Typically, board directors perceive sustainability through a prism of risk, dedicating time and resources to fulfilling regulatory and compliance mandates related to sustainability.
Yet, visionary boards transcend this narrow focus by empowering management to devise business strategies that not only address but also capitalise on pressing societal and environmental issues. A classic case in point being the rock-solid support Mr Paul Polman got from his board when he was CEO at Unilever and drove some rather unconventional business decisions during his tenure. For instance, the board backed him when he stopped the practice of providing quarterly earnings guidance to Wall Street, moving away from short-term decisions that focused on the stock price, and instead chose to focus on longer-term strategies that included sustainable living.
Sustainability is also not just an ethical choice, but a business imperative. Maximising profits doesn’t exclude the responsibility of contributing to a better world for all. In fact, it can have a positive effect on companies in terms of value creation, as well as benefiting wider society.

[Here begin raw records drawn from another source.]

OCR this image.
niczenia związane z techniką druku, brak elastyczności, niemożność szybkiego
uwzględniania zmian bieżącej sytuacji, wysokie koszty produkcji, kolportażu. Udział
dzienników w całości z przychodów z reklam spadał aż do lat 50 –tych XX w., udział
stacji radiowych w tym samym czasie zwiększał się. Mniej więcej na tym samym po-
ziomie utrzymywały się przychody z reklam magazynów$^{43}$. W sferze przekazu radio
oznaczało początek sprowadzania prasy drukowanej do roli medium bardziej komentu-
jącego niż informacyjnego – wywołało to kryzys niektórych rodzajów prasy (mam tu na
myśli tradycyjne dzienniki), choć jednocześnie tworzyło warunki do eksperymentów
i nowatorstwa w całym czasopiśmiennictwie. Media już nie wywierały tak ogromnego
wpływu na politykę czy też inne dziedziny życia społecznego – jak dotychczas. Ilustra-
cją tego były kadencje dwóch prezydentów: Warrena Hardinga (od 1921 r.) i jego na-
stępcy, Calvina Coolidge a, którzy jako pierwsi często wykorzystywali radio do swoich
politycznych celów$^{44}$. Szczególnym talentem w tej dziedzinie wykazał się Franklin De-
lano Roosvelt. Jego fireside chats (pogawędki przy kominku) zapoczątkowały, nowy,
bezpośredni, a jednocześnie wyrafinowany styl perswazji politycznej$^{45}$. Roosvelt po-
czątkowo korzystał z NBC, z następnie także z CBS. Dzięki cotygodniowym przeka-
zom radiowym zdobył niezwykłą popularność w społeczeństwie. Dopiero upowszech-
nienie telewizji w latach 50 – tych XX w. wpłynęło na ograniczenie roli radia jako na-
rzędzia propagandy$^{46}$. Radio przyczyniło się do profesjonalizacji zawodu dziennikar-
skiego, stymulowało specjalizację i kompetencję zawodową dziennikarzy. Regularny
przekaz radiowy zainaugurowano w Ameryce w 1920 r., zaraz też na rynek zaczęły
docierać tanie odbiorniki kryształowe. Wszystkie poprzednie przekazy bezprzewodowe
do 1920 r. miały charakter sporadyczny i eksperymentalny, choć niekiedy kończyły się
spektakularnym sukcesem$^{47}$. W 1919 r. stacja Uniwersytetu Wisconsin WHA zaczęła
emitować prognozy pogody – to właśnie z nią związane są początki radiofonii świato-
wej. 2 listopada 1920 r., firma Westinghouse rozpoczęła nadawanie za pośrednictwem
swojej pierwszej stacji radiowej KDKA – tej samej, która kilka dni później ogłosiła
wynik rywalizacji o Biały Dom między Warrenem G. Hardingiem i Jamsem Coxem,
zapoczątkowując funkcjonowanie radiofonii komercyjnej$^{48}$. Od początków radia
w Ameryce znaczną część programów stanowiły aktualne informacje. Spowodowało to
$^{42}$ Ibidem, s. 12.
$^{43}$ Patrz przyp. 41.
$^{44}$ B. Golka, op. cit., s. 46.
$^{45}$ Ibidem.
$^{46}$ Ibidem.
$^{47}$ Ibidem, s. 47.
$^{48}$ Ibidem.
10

There is enough evidence to suggest that focusing on sustainability results in brand enhancement, better talent availability, access to comparatively cheaper capital, and incremental business opportunities. One of the reasons brands such as the Tata Group, Unilever and Patagonia are talent magnets and have been delivering encouraging financial performance is their sustainability-friendly image.
The push towards sustainability is commonly triggered by external forces – regulatory bodies, consumers, civil society and the talent market.
Indeed, shareholder action pushing organisations towards greater sustainability have been on the rise. Take the case involving environmental law charity ClientEarth. For the first time, a shareholder – a minority one at that – brought a claim against the directors of oil giant Shell, holding them personally liable for failing to adequately guide the company on its net-zero journey.
Although an English court dismissed ClientEarth’s action, the case sent shockwaves through the boardroom community, highlighting the potential for personal liability when directors neglect their sustainability responsibilities.
But the reality is, rarely are boards the principal drivers of an organisation’s sustainability actions. The management is the one driving strategy execution, including actioning on sustainability. Boards must collaborate with management to create a culture based on shared stewardship values and purpose anchored on sustainability and greater good.

Instead of interpreting the sustainability agenda as a checklist of tasks, centred around ESG reporting, compliance measure and technological adoption, enlightened boards recognise sustainability as fundamentally a human issue. The tone at the top of the company – the board – can make a huge difference in the race to save the environment.